9. A trust center server device (130) according to claim 8, The communication interface (133) is further configured to communicate with the ID ledger (140), The ID agent (131b) is further configured to receive zero-knowledge proof data from the ID application (111b) of the data communication device (110), and to detect the signed user authentication information of the user (110a) of the data communication device (110) using the zero-knowledge proof data and the ID ledger (140). A trust center server device (130) characterized by the following.
10. A method (400) for operating a trust center server device (130) for executing electronic payment transactions, The Trust Center Server Device (130) is A processor (131) configured to run a payment agent (131a) and an ID agent (131b), A communication interface (133) configured to communicate with a data communication device (110), A memory (135) for storing electronic data, Equipped with, The above method (400) is, The payment agent (131a) receives the transaction ID and the distributed identity (DID) of the user (110a) of the data communication device (110) from the payment application (111a) of the data communication device (110) (401), In response to a request from the payment agent (131a) including the DID for user authentication information of the user (110a) of the data communication device (110), the ID agent (131b) obtains the signed user authentication information of the user (110a) of the data communication device (110) from the ID application (111b) of the data communication device (110) (403), The payment agent (131a) obtains the user authentication information of the user (110a) of the data communication device (110) (405), The payment agent (131a) stores the user authentication information of the user (110a) of the data communication device (110) together with the transaction ID in the memory (135) (407), To enable the registration of the electronic payment transaction in the cash ledger (150) along with the signature of the transaction ID, the signed transaction ID is transmitted from the payment agent (131a) to the payment application (111a) of the data communication device (110) (409), A method (400) characterized by including the following.

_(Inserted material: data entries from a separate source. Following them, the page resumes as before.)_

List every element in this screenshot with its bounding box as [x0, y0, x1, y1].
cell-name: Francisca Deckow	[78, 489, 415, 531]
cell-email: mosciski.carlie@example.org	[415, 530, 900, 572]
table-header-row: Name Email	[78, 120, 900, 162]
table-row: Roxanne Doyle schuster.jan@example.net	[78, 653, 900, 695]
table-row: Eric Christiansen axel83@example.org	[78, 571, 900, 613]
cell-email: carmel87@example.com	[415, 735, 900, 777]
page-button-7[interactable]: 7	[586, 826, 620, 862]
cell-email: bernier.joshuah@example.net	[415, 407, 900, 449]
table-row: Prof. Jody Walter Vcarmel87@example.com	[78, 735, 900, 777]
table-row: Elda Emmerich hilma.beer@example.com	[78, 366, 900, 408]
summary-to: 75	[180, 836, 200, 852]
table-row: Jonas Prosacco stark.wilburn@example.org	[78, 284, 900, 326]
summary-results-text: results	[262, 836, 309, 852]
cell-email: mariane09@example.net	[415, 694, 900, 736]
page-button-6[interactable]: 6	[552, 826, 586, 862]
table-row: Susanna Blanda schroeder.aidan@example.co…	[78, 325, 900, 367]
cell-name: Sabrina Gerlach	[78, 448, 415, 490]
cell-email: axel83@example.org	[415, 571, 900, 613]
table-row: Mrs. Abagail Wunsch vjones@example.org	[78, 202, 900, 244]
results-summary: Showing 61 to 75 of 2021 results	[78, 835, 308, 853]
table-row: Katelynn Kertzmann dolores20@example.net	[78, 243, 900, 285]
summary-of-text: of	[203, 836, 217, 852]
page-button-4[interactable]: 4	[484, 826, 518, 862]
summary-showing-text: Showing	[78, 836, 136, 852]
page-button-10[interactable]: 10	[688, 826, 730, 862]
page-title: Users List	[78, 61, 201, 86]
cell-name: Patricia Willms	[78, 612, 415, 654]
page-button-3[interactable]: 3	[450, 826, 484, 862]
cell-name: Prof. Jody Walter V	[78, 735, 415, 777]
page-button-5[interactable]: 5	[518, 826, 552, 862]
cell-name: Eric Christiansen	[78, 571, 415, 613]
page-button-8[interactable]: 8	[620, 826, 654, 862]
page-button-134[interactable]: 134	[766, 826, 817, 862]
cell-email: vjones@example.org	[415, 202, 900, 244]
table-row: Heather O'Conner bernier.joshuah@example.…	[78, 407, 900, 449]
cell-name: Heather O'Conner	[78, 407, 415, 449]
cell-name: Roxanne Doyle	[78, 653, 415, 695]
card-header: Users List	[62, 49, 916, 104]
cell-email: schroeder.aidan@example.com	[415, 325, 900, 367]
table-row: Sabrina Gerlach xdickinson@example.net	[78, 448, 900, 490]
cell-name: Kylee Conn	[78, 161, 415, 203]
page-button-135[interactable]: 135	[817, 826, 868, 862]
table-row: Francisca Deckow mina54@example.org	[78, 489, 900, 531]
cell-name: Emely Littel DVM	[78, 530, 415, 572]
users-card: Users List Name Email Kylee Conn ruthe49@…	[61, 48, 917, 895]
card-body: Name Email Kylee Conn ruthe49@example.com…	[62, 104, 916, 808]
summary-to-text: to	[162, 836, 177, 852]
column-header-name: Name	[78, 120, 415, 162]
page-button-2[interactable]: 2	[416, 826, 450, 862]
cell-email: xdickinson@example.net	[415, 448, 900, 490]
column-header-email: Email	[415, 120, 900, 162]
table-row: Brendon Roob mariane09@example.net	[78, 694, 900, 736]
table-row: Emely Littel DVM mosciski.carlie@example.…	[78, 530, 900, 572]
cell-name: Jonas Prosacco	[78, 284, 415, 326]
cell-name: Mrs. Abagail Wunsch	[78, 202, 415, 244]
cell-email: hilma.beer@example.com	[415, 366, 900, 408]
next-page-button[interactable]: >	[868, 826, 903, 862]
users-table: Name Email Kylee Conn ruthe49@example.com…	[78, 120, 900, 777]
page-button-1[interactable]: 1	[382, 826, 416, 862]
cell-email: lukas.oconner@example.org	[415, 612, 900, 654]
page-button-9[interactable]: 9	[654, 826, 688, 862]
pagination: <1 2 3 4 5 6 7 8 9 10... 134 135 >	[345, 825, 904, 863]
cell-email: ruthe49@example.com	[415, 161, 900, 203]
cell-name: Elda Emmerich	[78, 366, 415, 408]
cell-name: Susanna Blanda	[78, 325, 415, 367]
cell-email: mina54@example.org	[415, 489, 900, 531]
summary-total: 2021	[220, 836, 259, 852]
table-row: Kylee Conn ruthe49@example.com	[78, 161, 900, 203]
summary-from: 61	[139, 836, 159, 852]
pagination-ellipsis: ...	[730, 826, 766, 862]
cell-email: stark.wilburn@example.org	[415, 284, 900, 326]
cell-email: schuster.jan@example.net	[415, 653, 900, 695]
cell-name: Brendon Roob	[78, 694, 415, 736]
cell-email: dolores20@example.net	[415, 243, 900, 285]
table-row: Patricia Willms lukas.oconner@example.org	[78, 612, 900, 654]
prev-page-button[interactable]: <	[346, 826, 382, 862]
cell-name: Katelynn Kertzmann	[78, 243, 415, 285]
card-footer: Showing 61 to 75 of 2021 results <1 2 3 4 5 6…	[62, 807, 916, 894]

11. A system (100) for executing electronic payment transactions, The aforementioned system, A plurality of data communication devices (110) as described in claim 1, A trust center server device (130) according to claim 8 or 9, A system (100) characterized by comprising the above.
12. A computer program characterized in that, when the computer program is executed on a computer, it has program code for executing the method according to claim 7 (300) and / or the method according to claim 10 (400).